NSU-Morde, Hanau, Halle: Es wurde schlimmer

Zum 30. Jahrestag von Mölln zieht der Autor und Theatermacher eine ernüchternde Bilanz: "Man muss traurigerweise sagen, dass es sich zum Schlimmeren gewandelt hat." Calis führt dabei die NSU-Tötungsserie und die Anschläge von Hanau und Halle an. Die Politik und die Gesellschaft als Ganzes hätten "falsche Entscheidungen" getroffen. Dazu zählt er die Verschärfung der Asylgesetze genauso wie das "Hinterherplappern dieser Diskursverschiebung im rechten Bereich". In der Folge sei mit der AfD eine "rechtsradikale Partei" in den Bundestag eingezogen.
Wach und wehrhaft zu bleiben, aufzuklären und damit Rassisten keinen Zulauf zu geben: Diese Haltung rechnet Cali den Opferfamilien, insbesondere der Möllner Familie Arslan, hoch an. Deren Engagement, auch beim Gedenken an die Anschläge, sei "bewundernswert".

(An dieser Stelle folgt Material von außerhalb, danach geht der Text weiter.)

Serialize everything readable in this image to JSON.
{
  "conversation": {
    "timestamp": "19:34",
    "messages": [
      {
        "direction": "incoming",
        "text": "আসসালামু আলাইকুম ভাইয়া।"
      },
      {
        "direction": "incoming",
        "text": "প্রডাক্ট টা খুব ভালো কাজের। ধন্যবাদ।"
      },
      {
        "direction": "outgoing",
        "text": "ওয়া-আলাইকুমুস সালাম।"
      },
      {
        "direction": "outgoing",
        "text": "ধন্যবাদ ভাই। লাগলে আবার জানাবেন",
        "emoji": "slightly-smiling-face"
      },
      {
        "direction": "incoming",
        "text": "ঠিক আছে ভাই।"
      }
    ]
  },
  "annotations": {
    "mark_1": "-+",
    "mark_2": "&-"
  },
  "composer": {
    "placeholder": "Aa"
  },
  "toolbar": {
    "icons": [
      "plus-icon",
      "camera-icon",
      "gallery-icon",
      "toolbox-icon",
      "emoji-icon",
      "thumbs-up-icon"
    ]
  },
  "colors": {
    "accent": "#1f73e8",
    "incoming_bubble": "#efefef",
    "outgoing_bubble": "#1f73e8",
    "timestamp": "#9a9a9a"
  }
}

In seinem Theaterstück "Das Erbe", das die Münchner Kammerspiele am 30. Jahrestag uraufführen, erzählt Cali entschieden keine Opfergeschichte. Vielmehr stehe eine "migrantische Gastarbeiter-Erfolgsgeschichte" im Zentrum: Eine in Deutschland erfolgreich gewordene türkischstämmige Familie betrauert den Tod des Vaters, als die Nachricht von dem Anschlag hereinplatzt.

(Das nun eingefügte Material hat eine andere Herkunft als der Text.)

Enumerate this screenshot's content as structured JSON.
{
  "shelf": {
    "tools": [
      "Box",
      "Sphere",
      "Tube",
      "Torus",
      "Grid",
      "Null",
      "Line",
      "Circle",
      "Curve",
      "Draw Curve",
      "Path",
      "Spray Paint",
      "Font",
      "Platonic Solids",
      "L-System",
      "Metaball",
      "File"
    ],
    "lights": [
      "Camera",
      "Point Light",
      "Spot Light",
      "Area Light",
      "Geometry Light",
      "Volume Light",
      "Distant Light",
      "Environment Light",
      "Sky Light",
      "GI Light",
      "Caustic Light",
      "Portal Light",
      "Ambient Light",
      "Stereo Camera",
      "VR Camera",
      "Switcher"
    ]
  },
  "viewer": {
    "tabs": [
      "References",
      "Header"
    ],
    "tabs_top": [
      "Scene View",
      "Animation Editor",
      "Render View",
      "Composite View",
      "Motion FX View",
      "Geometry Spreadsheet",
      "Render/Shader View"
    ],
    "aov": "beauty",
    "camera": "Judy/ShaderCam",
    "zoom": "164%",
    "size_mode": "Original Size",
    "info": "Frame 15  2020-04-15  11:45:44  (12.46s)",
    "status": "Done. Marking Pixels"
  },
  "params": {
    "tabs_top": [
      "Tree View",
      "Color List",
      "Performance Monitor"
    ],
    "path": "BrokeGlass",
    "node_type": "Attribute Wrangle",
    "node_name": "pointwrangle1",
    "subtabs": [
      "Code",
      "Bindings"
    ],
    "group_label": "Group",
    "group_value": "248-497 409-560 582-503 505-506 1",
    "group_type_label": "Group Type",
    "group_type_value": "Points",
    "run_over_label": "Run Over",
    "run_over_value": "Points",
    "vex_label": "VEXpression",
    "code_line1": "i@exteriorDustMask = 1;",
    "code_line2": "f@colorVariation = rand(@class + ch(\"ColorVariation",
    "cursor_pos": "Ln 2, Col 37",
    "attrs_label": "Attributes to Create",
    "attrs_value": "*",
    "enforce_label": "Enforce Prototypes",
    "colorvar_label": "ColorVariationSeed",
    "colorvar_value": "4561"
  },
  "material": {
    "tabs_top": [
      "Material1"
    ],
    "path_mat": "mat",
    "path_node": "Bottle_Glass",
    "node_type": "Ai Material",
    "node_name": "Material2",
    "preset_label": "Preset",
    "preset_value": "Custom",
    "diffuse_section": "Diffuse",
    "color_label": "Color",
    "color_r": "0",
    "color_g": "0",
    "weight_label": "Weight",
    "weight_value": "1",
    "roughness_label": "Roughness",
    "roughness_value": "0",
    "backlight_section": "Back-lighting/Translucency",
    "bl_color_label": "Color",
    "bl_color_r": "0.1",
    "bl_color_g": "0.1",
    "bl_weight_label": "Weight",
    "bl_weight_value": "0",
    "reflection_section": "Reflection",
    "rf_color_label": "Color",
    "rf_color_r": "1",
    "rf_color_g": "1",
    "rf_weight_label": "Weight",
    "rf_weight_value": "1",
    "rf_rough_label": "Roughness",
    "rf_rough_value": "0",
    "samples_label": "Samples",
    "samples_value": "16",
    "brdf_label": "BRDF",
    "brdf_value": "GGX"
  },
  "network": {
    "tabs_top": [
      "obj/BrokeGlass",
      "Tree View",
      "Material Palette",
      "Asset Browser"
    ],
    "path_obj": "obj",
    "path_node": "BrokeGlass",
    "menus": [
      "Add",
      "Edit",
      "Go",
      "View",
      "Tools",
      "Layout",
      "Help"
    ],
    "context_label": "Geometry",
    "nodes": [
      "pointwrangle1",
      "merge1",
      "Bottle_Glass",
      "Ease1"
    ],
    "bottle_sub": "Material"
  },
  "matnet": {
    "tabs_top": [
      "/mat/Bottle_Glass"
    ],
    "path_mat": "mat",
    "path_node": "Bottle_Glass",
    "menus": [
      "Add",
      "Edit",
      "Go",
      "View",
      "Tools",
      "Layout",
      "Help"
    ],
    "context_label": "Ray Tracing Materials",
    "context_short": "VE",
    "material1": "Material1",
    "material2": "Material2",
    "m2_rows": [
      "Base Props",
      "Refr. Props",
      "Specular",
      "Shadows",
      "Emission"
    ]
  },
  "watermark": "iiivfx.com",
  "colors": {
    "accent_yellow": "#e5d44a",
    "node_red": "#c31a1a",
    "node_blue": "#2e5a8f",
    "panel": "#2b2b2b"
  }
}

Von Rassismus betroffene Menschen sichtbar machen

"Es steht die große Frage im Raum: Was tun sie mit diesem reichen Erbe, das der Vater den Kindern hinterlassen hat?" Das stelle die Familie vor eine Zerreißprobe, so Cali: Die Mutter wolle in Deutschland, das sie als ihre Heimat begreife, bleiben. Die Kinder hingegen wollten in die Türkei zurück, mit dem Argument, dass sie trotz allen Erfolges in Deutschland nur die "Gastarbeiter und die Fremden" bleiben würden.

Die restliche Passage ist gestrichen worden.